Salissures
- J'aime à pétrir les pâtes.
Silence.
- Ah bon ?
- Oui.
- D'accord.
- Je trouve ça très plaisant. Ça me fait me sentir capable avec mes mains.
- Pourquoi ?
- Parce qu'au début c'est de l'eau et de la farine, et qu'après, par l'action de mes mains, ça devient une pâte homogène et malléable dont on peut faire d'autres choses.
- C'est une action créatrice alors, ou créative du moins ?
- Oh non, pas du tout.
- Non ?
- Non, non. Des tas de gens font de la pâte comme ça, partout dans le monde et depuis des siècles. C'est à peu près aussi créatif que de boire un verre d'eau ou que de s'asseoir en tailleur.
- André Gide, pourtant, dans son Journal des faux-monnayeurs, compare l'acte créatif au fait de remuer un appareil inlassablement avec la foi, ou plutôt la conscience, qu'il finira par donner une pâte. "S'il ne savait d'avance, par expérience, qu'à force de battre et d'agiter le chaos crémeux, il verra se renouveler le miracle - qui ne lâcherait la partie ?".
- Pardonnez-moi, mais André Gilles dit n'importe quoi.
- Gide.
- Il n'en dit pas moins n'importe quoi.
- Vous pensez ?
- Oui.
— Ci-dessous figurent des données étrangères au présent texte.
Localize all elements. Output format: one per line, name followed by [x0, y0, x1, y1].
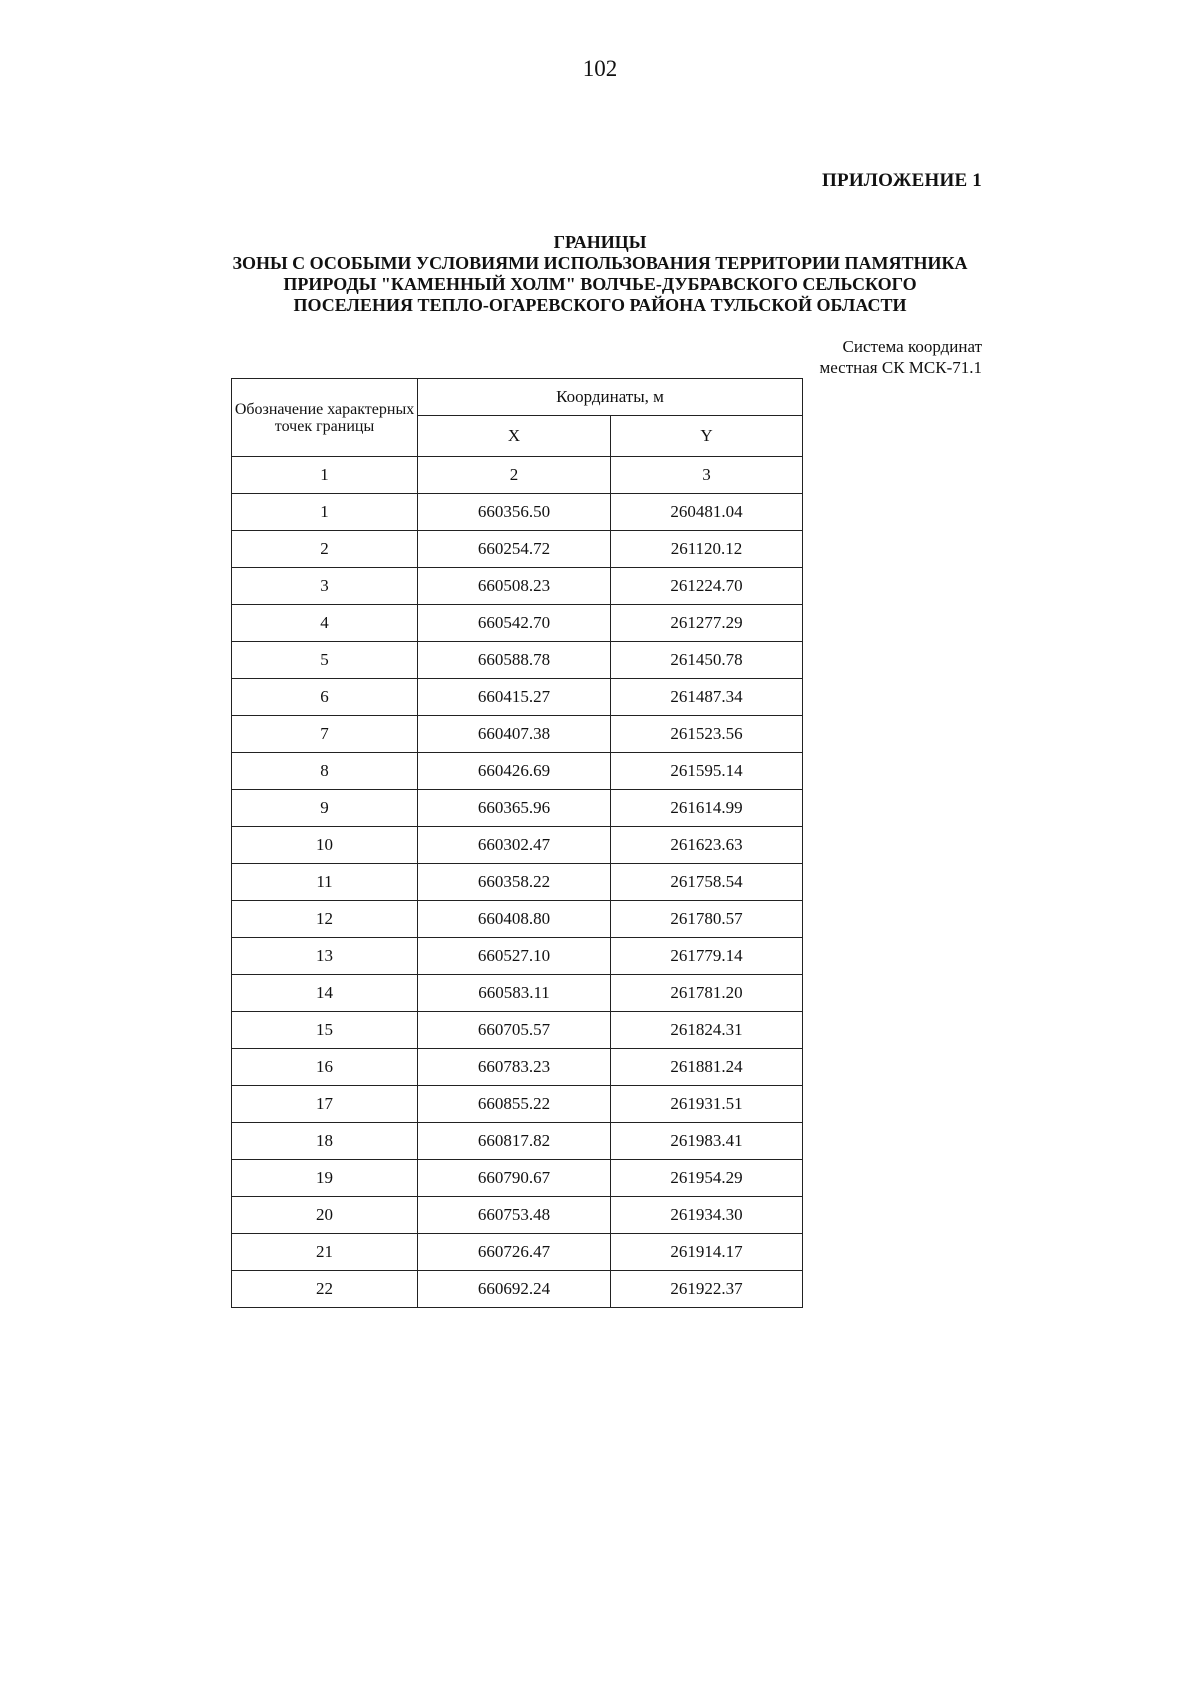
title-line: ПРИРОДЫ "КАМЕННЫЙ ХОЛМ" ВОЛЧЬЕ-ДУБРАВСКОГО СЕЛЬСКОГО	[283, 274, 917, 294]
point-number: 21	[232, 1234, 418, 1271]
title-line: ГРАНИЦЫ	[553, 232, 647, 252]
point-number: 3	[232, 568, 418, 605]
coordinates-table	[231, 378, 803, 1308]
coordinate-y: 261780.57	[611, 901, 803, 938]
column-number-row	[232, 457, 803, 494]
point-number: 7	[232, 716, 418, 753]
column-number: 3	[611, 457, 803, 494]
table-row	[232, 864, 803, 901]
coordinate-y: 261487.34	[611, 679, 803, 716]
point-number: 9	[232, 790, 418, 827]
coordinate-x: 660705.57	[418, 1012, 611, 1049]
coordinate-y: 261758.54	[611, 864, 803, 901]
coordinate-y: 261614.99	[611, 790, 803, 827]
coordinate-system-line: местная СК МСК-71.1	[819, 358, 982, 377]
point-number: 20	[232, 1197, 418, 1234]
coordinate-x: 660356.50	[418, 494, 611, 531]
coordinate-x: 660783.23	[418, 1049, 611, 1086]
table-row	[232, 716, 803, 753]
coordinate-y: 261781.20	[611, 975, 803, 1012]
header-coordinates: Координаты, м	[418, 379, 803, 416]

Le plaisir de pétrir vient de ce que l'on sait précisément ce qui va advenir, et que ce n'est pas autre chose qui advient. Ce serait là une bien triste définition de la créativité.
- Dans ce cas, c'est quoi un geste créatif ?
- J'en sais rien, moi j'aime à pétrir.
- Pour cette seule raison ? Voir les choses se dérouler comme prévu, et obtenir le résultat que vous vouliez ?
- Je ne sais pas vous, mais moi, dans ma vie, il n'y a pas grand chose qui se déroule comme prévu. Quand je tente de resserrer mes mains sur les choses et de les assembler, ça donne rarement ce que je veux, et ce n'est jamais homogène ni malléable. Ce n'est pas grave, mais j'aime que les pâtes ne soient pas comme le reste des choses. J'aime aussi salir.
- Salir ?
- Oui. Quand on fait la pâte, il faut déjà plonger ses mains dans la farine et dans l'eau. On s'en met partout et ça colle au début. Parfois, il faut rajouter de la farine, alors on attrape le paquet avec nos mains collantes et pleines de pâte et on le salit. S'il faut rajouter de l'eau, c'est le verre ou alors le robinet qu'on souille. Si le nez nous gratte, alors là, c'est tout une affaire. Ensuite, il faut sortir la pâte du saladier et la travailler sur la table. Alors on a le droit et, en fait, le devoir, de jeter de la farine partout sur la table. Et quand on tape dans les mains de la farine s'envole et retombe en pluie dans toute la cuisine. Il arrive qu'on s'essuie sur sa chemise ou sur son pantalon. On en a dans les cheveux ou sur le visage et c'est normal. On a le droit d'en mettre partout et de tout salir et c'est pas souvent quand même.
- Oui.
- Même préparer la pâte, c'est salir. On prend de la farine fluide et pure, et de l'eau aux même qualités, et on les salit l'une l'autre, pour qu'elles s'amalgament et s'épaississent et deviennent composites. J'aime bien ça.
- Et cette vaste entreprise de salissure n'entretient pas de rapport avec la création, selon vous ?
- Je ne sais pas. Mais c'est rigolo. Et puis, c'est pas souvent.